- Guy Middleton as George Pilbeam
- Directed by: Alfred Travers
- Screenplay by: Brandon Fleming
- Produced by: Geoffrey Goodhart
- Starring: Guy Middleton Patricia Owens Geoffrey Goodhart
- Cinematography: Hilton Craig
- Edited by: Carmen Beliaeff
- Production company: Pan Productions
- Release date: 8 April 1957;
- Running time: 58 minutes
- Country: United Kingdom
- Language: English

= Alive on Saturday =

1957 British film by Alfred Travers

Alive on Saturday is a 1957 lost British second feature ('B') black-and-white comedy-thriller film directed by Alfred Travers and starring Guy Middleton, Patricia Owens and Geoffrey Goodhart. It was written by Brandon Fleming. The film was made in 1954 but not released until 1957.

==Plot==
Penniless man-about-town George Pilbeam bumps into his friend Slade who offers him a generous payment if he will register at a London hotel and stay there for three days, until Saturday. Pilbeam accepts the assignment but on moving into the hotel is attacked by foreign agents. He escapes but is then mistaken for the Prince of Pagodia by eccentric American millionaire Joseph H. Parker. The agents are arrested, and Pilbeam falls in love with Parker's daughter.

==Cast==
- Guy Middleton as George Pilbeam
- Patricia Owens as Sally Parker
- Geoffrey Goodhart as Joseph H. Parker
- John Witty as Slade
- Jessica Cairns as Maisie
- John Salew as Melito
- Charles Lloyd Pack as Gorman
- Wallas Eaton as Garton

==Preservation status==
The film is believed lost and is included on the British Film Institute's "75 Most Wanted" list, with the BFI calling the film "a very lively sounding comedy-thriller, and as an example of a low-budget British B movie it has quite a curiosity factor to it." Their National Archive holds a collection of stills but no film or video materials.

== Reception ==
The Monthly Film Bulletin wrote: "Inexpert comedy thriller, with an inane story, cramped settings and tepid acting. Guy Middleton wanders amiably through the leading role."

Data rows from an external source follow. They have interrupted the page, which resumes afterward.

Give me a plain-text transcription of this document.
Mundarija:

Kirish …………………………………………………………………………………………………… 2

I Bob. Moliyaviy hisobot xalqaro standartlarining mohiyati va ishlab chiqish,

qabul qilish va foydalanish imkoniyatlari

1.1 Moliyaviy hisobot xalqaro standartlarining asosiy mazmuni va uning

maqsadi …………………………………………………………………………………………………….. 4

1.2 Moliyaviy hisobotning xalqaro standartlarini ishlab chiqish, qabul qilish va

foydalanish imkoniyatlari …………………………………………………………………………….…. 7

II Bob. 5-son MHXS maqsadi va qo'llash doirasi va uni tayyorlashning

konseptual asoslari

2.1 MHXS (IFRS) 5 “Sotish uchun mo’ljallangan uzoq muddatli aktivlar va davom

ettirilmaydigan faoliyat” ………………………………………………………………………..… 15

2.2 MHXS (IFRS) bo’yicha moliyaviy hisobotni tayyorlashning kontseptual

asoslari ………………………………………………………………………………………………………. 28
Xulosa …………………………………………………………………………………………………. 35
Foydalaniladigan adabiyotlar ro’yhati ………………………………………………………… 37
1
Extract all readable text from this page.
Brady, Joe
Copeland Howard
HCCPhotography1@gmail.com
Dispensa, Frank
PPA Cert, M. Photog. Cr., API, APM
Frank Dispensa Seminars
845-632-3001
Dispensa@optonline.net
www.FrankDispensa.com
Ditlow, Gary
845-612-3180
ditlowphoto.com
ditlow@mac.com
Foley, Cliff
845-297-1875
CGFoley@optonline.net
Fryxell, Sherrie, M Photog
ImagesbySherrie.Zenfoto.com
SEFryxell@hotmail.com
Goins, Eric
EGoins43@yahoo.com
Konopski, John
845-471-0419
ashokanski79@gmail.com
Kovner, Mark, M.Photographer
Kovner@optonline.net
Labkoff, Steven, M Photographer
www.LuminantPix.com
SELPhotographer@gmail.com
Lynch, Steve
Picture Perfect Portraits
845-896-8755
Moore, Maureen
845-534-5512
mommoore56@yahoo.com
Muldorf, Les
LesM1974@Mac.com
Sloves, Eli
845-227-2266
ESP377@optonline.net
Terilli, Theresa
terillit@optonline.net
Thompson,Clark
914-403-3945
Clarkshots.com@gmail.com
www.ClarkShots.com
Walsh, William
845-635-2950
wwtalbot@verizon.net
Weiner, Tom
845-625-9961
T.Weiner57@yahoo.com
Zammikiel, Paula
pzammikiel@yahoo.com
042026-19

Kine Weekly wrote: "The principal players work hard, but fail to achieve the impossible and extract either laughs or thrills from its wildly incredible tale. Its staging's cheap, too. Tinpot quota. The picture attempts to get out of the rut, but stretches credulity too far. Guy Middleton makes the best of a bad job as the bewildered George, and Patricia Owens pleases as Sally, but the rest fight a losing battle with a sketchy script. Incidentally, it was produced a few years back, but nobody has taken the trouble to remove blatant evidence."

Picturegoer wrote: "Just how slapdash can British films be? Take this comedy-melodrama. It not only tells an absurdly far-fetched story about a hard-up English fancy-pants who wins an American bride while mistaken for a prince in London, but neglects to remove evidence that it's been on the shelf for at least three years."

In British Sound Films: The Studio Years 1928–1959 David Quinlan rated the film as "poor", writing: "Comedy lacks the style to smooth over its foolishness. Not released until 1957."

Chibnall and McFarlane in The British 'B' Film called it a "contrived little 'B' thriller".